Nit: unnecessary churn from the last patch.

So if I understand this correctly, if we think a released inode needs
inactivation, we put it on the percpu gclist and set NEEDS_INACTIVE.
Once it's on there, only the inodegc worker can remove it from that
list.  The novel part here is that now we serialize the i_gclist update
with i_flags_lock, which means that the inodegc worker can observe that
NEEDS_INACTIVE fell off the inode, and ignore the inode.

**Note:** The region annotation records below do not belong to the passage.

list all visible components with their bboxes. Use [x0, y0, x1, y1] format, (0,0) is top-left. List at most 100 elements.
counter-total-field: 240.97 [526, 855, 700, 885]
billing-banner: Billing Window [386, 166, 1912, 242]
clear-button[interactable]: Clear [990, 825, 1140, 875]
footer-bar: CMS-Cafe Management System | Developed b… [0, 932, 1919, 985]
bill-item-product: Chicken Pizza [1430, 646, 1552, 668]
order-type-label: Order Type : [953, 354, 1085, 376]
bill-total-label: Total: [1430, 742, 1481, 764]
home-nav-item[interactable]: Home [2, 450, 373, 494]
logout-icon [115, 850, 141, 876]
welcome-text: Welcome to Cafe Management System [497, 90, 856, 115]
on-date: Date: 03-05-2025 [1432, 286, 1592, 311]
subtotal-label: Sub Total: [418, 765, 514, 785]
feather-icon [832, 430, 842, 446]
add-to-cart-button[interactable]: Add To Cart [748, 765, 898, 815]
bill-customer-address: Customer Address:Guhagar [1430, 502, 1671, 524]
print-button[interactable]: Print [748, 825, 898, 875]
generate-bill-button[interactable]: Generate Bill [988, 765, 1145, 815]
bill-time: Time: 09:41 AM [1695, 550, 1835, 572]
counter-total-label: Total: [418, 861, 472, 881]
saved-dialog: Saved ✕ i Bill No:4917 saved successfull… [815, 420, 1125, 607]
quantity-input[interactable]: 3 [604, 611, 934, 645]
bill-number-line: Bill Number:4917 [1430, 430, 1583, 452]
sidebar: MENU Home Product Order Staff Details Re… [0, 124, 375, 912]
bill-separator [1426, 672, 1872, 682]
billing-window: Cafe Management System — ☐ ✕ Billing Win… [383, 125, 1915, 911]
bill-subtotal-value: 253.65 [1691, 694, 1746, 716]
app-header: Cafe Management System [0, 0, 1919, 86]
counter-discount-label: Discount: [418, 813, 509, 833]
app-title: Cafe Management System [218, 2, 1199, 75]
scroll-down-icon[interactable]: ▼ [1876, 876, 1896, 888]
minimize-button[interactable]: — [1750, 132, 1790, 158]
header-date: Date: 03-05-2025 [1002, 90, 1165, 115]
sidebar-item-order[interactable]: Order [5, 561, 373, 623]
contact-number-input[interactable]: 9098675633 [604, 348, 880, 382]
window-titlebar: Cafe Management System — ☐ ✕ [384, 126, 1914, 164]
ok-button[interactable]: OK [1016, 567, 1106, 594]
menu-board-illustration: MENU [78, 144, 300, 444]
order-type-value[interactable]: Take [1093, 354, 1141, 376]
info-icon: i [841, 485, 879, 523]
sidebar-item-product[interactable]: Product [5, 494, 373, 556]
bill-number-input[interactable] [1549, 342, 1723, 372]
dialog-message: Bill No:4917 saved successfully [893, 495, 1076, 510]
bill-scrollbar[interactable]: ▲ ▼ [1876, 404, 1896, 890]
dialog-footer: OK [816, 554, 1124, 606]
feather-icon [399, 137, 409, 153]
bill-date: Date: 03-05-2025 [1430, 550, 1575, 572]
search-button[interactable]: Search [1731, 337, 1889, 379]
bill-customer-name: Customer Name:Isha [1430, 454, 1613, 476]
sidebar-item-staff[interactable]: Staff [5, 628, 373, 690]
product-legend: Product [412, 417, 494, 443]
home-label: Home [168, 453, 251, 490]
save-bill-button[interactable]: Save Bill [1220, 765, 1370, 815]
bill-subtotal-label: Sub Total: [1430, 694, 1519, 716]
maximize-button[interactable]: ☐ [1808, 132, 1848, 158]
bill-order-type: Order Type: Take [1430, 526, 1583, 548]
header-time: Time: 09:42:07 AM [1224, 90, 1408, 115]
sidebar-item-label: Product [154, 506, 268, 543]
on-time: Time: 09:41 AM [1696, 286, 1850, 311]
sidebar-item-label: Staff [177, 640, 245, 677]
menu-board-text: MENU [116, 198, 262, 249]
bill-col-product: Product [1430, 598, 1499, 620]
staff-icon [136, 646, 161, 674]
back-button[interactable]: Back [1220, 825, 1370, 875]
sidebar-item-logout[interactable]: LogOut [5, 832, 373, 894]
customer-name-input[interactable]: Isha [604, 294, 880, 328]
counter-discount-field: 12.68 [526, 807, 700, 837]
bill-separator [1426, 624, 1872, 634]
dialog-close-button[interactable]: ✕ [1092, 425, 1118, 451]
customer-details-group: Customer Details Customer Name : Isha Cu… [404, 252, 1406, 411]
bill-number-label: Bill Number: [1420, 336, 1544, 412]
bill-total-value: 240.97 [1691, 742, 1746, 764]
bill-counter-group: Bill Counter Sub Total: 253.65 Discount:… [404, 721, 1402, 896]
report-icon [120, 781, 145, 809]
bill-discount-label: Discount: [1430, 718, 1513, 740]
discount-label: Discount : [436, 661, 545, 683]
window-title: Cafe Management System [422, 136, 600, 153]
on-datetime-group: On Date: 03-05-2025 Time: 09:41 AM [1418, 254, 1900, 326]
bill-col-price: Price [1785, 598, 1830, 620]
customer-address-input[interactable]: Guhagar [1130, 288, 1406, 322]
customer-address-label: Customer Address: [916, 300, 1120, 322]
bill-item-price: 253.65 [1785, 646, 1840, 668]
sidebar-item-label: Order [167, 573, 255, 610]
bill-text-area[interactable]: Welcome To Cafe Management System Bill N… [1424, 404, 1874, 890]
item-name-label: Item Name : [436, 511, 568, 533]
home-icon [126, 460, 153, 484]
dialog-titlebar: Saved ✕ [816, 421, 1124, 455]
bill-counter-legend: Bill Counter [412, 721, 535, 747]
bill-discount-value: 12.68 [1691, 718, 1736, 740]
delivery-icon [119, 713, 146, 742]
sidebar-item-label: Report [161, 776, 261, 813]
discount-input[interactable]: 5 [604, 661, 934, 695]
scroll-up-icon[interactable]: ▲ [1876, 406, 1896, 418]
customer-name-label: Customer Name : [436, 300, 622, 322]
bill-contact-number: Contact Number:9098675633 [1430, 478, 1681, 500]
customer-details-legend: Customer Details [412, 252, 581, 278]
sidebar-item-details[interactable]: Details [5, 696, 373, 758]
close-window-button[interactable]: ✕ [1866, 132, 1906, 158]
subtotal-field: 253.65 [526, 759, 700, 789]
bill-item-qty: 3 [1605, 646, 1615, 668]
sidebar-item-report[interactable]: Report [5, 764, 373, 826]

This sounds pretty similar to the v8 deferred inode inactivation series
where one could untag a NEED_INACTIVE inode to prevent the inodegc
worker from finding it, though now ported to lockless lists that showed
up for v9.

>  		spin_unlock(&ip->i_flags_lock);
>  
>  		error = xfs_inodegc_inactivate(ip);
> @@ -2153,7 +2161,6 @@ xfs_inode_mark_reclaimable(
>  	struct xfs_inode	*ip)
>  {
>  	struct xfs_mount	*mp = ip->i_mount;
> -	bool			need_inactive;
>  
>  	XFS_STATS_INC(mp, vn_reclaim);
>  
> @@ -2162,8 +2169,23 @@ xfs_inode_mark_reclaimable(
>  	 */
>  	ASSERT_ALWAYS(!xfs_iflags_test(ip, XFS_ALL_IRECLAIM_FLAGS));
>  
> -	need_inactive = xfs_inode_needs_inactive(ip);
> -	if (need_inactive) {
> +	/*
> +	 * If the inode is already queued for inactivation because it was
> +	 * re-activated and is now being reclaimed again (e.g. fs has been
> +	 * frozen for a while) we must ensure that the inode waits for inodegc
> +	 * to be run and removes it from the inodegc queue before it moves to
> +	 * the reclaimable state and gets freed.
> +	 *
> +	 * We don't care about races here. We can't race with a list addition
> +	 * because only one thread can be evicting the inode from the VFS cache,
> +	 * hence false negatives can't occur and we only need to worry about
> +	 * list removal races.  If we get a false positive from a list removal
> +	 * race, then the inode goes through the inactive list whether it needs
> +	 * to or not. This will slow down reclaim of this inode slightly but
> +	 * should have no other side effects.

That makes sense to me.

> +	 */
> +	if (llist_on_list(&ip->i_gclist) ||
> +	    xfs_inode_needs_inactive(ip)) {

With the nits fixed,
Reviewed-by: Darrick J. Wong <djwong@kernel.org>

--D

>  		xfs_inodegc_queue(ip);
>  		return;
>  	}
> -- 
> 2.43.0
> 
>